La Boca is a great favorite of Buenos Aires tourists famed for picturesque and brightly coloured houses of wood and corrugated iron, decorated with grotesque effigies of famous Argentines. It is very amusing that Maradona’s grotesque effigy looks rather more like him than it should!
La Boca is a port and a very old part of Buenos Aires City just south of San Telmo and Puerto Madero.
The barrio of La Boca functioned as Buenos Aires first port.
La Boca was the arrival point for thousands of European immigrants (mainly Italian) between 1870 and 1930. Boca, meaning mouth, describes this barrios geography at the confluence of the Riachuelo River.
When you travel to La Boca, please keep in mind that the La Boca Buenos Aires tourists want to see is just one short street, Caminito, maybe 100 meters long; Caminito means ‘short or small street’ in English. Also, please heed our warning at the end of this blog.
We sometimes hear people call Caminito Street tacky and warn tourists off, this is a mistake, we feel those tourists and Argentines misinformed, they miss the whole point of La Boca as an open-air museum.
Caminito is the creation of Buenos Aires’ artesanos and in particular Quinquela Martin. In the late 1950’s, Buenos Aires City cleared the slums of La Boca (conventillos) to build new housing. Quinquela Martin successfully campaigned to preserve the ports vibrant and colorful history as Caminito. In the past, poorly constructed conventillos converted and erected by immigrants used materials and paints scavenged from the port creating a wonderfully eclectic, bright and unconventional neighborhood you see preserved as colorful Caminito.
Caminito is alive with tango, street performers and more recently, La Boca is becoming the city’s Bohemia, but a tour is no more than a morning or afternoon between the hours of 10h00 to 19h00.
Buenos Aires tourists should therefore approach La Boca as an open air museum, to enjoy the sightseeing, learn some tango steps, buy great local art and craft and watch the street performers who range from the most chic and acrobatic tango dancers, to some of the strangest and outlandish crazies to perform anywhere.
La Boca has an even greater claim to fame; La Bombonera (J.F Armando) Stadium, home to Boca Juniors, is located in La Boca and Boca Juniors is one of the most successful football teams in South America. This brings me to my last point on tourism, if you are a football fan do not leave Argentina without seeing a football match – you will be held hostage by tides of pure emotion, and beaten back and forth by wretchedness and euphoria. Even ‘football widows’ enjoy Argentine football matches.

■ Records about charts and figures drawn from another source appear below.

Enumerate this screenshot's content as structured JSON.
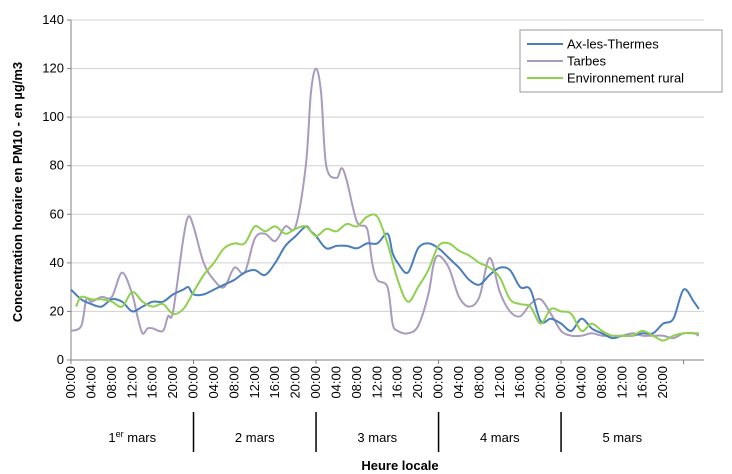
{
  "chart_data": {
    "type": "line",
    "xlabel": "Heure locale",
    "ylabel": "Concentration horaire en PM10 - en µg/m3",
    "ylim": [
      0,
      140
    ],
    "yticks": [
      "0",
      "20",
      "40",
      "60",
      "80",
      "100",
      "120",
      "140"
    ],
    "hour_tick_labels": [
      "00:00",
      "04:00",
      "08:00",
      "12:00",
      "16:00",
      "20:00"
    ],
    "days": [
      {
        "label": "1",
        "sup": "er",
        "rest": " mars"
      },
      {
        "label": "2 mars",
        "sup": "",
        "rest": ""
      },
      {
        "label": "3 mars",
        "sup": "",
        "rest": ""
      },
      {
        "label": "4 mars",
        "sup": "",
        "rest": ""
      },
      {
        "label": "5 mars",
        "sup": "",
        "rest": ""
      }
    ],
    "x_unit": "hours since 1er mars 00:00",
    "legend_position": "top-right",
    "grid": "horizontal",
    "series": [
      {
        "name": "Ax-les-Thermes",
        "color": "#4a7ebb",
        "points": [
          [
            0,
            29
          ],
          [
            2,
            25
          ],
          [
            4,
            23
          ],
          [
            6,
            22
          ],
          [
            8,
            25
          ],
          [
            10,
            24
          ],
          [
            12,
            20
          ],
          [
            14,
            22
          ],
          [
            16,
            24
          ],
          [
            18,
            24
          ],
          [
            20,
            27
          ],
          [
            22,
            29
          ],
          [
            23,
            30
          ],
          [
            24,
            27
          ],
          [
            26,
            27
          ],
          [
            28,
            29
          ],
          [
            30,
            31
          ],
          [
            32,
            33
          ],
          [
            34,
            36
          ],
          [
            36,
            37
          ],
          [
            38,
            35
          ],
          [
            40,
            40
          ],
          [
            42,
            47
          ],
          [
            44,
            51
          ],
          [
            46,
            55
          ],
          [
            47,
            53
          ],
          [
            48,
            51
          ],
          [
            50,
            46
          ],
          [
            52,
            47
          ],
          [
            54,
            47
          ],
          [
            56,
            46
          ],
          [
            58,
            48
          ],
          [
            60,
            48
          ],
          [
            62,
            52
          ],
          [
            63,
            44
          ],
          [
            64,
            40
          ],
          [
            66,
            36
          ],
          [
            68,
            46
          ],
          [
            70,
            48
          ],
          [
            72,
            46
          ],
          [
            74,
            42
          ],
          [
            76,
            38
          ],
          [
            78,
            33
          ],
          [
            80,
            31
          ],
          [
            82,
            35
          ],
          [
            84,
            38
          ],
          [
            86,
            37
          ],
          [
            88,
            30
          ],
          [
            90,
            29
          ],
          [
            92,
            16
          ],
          [
            94,
            17
          ],
          [
            96,
            15
          ],
          [
            98,
            12
          ],
          [
            100,
            17
          ],
          [
            102,
            13
          ],
          [
            104,
            11
          ],
          [
            106,
            9
          ],
          [
            108,
            10
          ],
          [
            110,
            10
          ],
          [
            112,
            11
          ],
          [
            114,
            11
          ],
          [
            116,
            15
          ],
          [
            118,
            17
          ],
          [
            120,
            29
          ],
          [
            122,
            24
          ],
          [
            123,
            21
          ]
        ]
      },
      {
        "name": "Tarbes",
        "color": "#a99bbd",
        "points": [
          [
            0,
            12
          ],
          [
            2,
            14
          ],
          [
            3,
            25
          ],
          [
            4,
            24
          ],
          [
            6,
            26
          ],
          [
            8,
            26
          ],
          [
            10,
            36
          ],
          [
            12,
            27
          ],
          [
            13,
            18
          ],
          [
            14,
            11
          ],
          [
            15,
            13
          ],
          [
            16,
            13
          ],
          [
            18,
            12
          ],
          [
            19,
            18
          ],
          [
            20,
            20
          ],
          [
            22,
            50
          ],
          [
            23,
            59
          ],
          [
            24,
            55
          ],
          [
            26,
            40
          ],
          [
            28,
            33
          ],
          [
            30,
            30
          ],
          [
            32,
            38
          ],
          [
            34,
            36
          ],
          [
            36,
            50
          ],
          [
            38,
            52
          ],
          [
            40,
            49
          ],
          [
            42,
            55
          ],
          [
            44,
            55
          ],
          [
            46,
            80
          ],
          [
            47,
            110
          ],
          [
            48,
            120
          ],
          [
            49,
            110
          ],
          [
            50,
            80
          ],
          [
            52,
            75
          ],
          [
            53,
            79
          ],
          [
            54,
            74
          ],
          [
            56,
            57
          ],
          [
            58,
            54
          ],
          [
            59,
            40
          ],
          [
            60,
            33
          ],
          [
            62,
            30
          ],
          [
            63,
            15
          ],
          [
            64,
            12
          ],
          [
            66,
            11
          ],
          [
            68,
            14
          ],
          [
            70,
            27
          ],
          [
            71,
            39
          ],
          [
            72,
            43
          ],
          [
            74,
            38
          ],
          [
            76,
            26
          ],
          [
            78,
            22
          ],
          [
            80,
            26
          ],
          [
            82,
            42
          ],
          [
            84,
            28
          ],
          [
            86,
            20
          ],
          [
            88,
            18
          ],
          [
            90,
            23
          ],
          [
            92,
            25
          ],
          [
            94,
            19
          ],
          [
            96,
            12
          ],
          [
            98,
            10
          ],
          [
            100,
            10
          ],
          [
            102,
            11
          ],
          [
            104,
            10
          ],
          [
            106,
            10
          ],
          [
            108,
            10
          ],
          [
            110,
            11
          ],
          [
            112,
            10
          ],
          [
            114,
            10
          ],
          [
            116,
            10
          ],
          [
            118,
            9
          ],
          [
            120,
            11
          ],
          [
            122,
            11
          ],
          [
            123,
            10
          ]
        ]
      },
      {
        "name": "Environnement rural",
        "color": "#8fd14f",
        "points": [
          [
            1,
            22
          ],
          [
            2,
            26
          ],
          [
            4,
            25
          ],
          [
            6,
            25
          ],
          [
            8,
            24
          ],
          [
            10,
            22
          ],
          [
            12,
            28
          ],
          [
            14,
            24
          ],
          [
            16,
            22
          ],
          [
            18,
            23
          ],
          [
            20,
            19
          ],
          [
            22,
            21
          ],
          [
            24,
            28
          ],
          [
            26,
            35
          ],
          [
            28,
            40
          ],
          [
            30,
            46
          ],
          [
            32,
            48
          ],
          [
            34,
            48
          ],
          [
            36,
            55
          ],
          [
            38,
            53
          ],
          [
            40,
            55
          ],
          [
            42,
            52
          ],
          [
            44,
            54
          ],
          [
            46,
            55
          ],
          [
            48,
            51
          ],
          [
            50,
            54
          ],
          [
            52,
            53
          ],
          [
            54,
            56
          ],
          [
            56,
            55
          ],
          [
            58,
            59
          ],
          [
            60,
            59
          ],
          [
            62,
            48
          ],
          [
            64,
            33
          ],
          [
            66,
            24
          ],
          [
            68,
            30
          ],
          [
            70,
            37
          ],
          [
            72,
            47
          ],
          [
            74,
            48
          ],
          [
            76,
            45
          ],
          [
            78,
            43
          ],
          [
            80,
            40
          ],
          [
            82,
            38
          ],
          [
            84,
            34
          ],
          [
            86,
            25
          ],
          [
            88,
            23
          ],
          [
            90,
            22
          ],
          [
            92,
            15
          ],
          [
            94,
            21
          ],
          [
            96,
            20
          ],
          [
            98,
            19
          ],
          [
            100,
            12
          ],
          [
            102,
            15
          ],
          [
            104,
            12
          ],
          [
            106,
            10
          ],
          [
            108,
            10
          ],
          [
            110,
            10
          ],
          [
            112,
            12
          ],
          [
            114,
            10
          ],
          [
            116,
            8
          ],
          [
            118,
            10
          ],
          [
            120,
            11
          ],
          [
            122,
            11
          ],
          [
            123,
            11
          ]
        ]
      }
    ]
  }
}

There are many great photo opportunities and we say without reservation that Buenos Aires tourists should not miss visiting La Boca.
We tend to take visitors around 11h00 on a Saturday or Sunday, we always have lunch in La Boca at our favorite pasta restaurant:
Il Matterello
Martín Rodríguez 517, Buenos Aires
Tel: 4307-0529
We then head of to San Telmo for the afternoon to wander around the street market and antique shops down Defensa to Plaza de Mayo where to find Casa Rosada (the Pink House).
Warning: Please travel to and from La Boca by taxi and do not walk around outside the designated tourist area, it is not safe. We publish apartments on our website for ‘local’ Argentines who wish to stay close to their families and we do not recommend those apartments to tourists.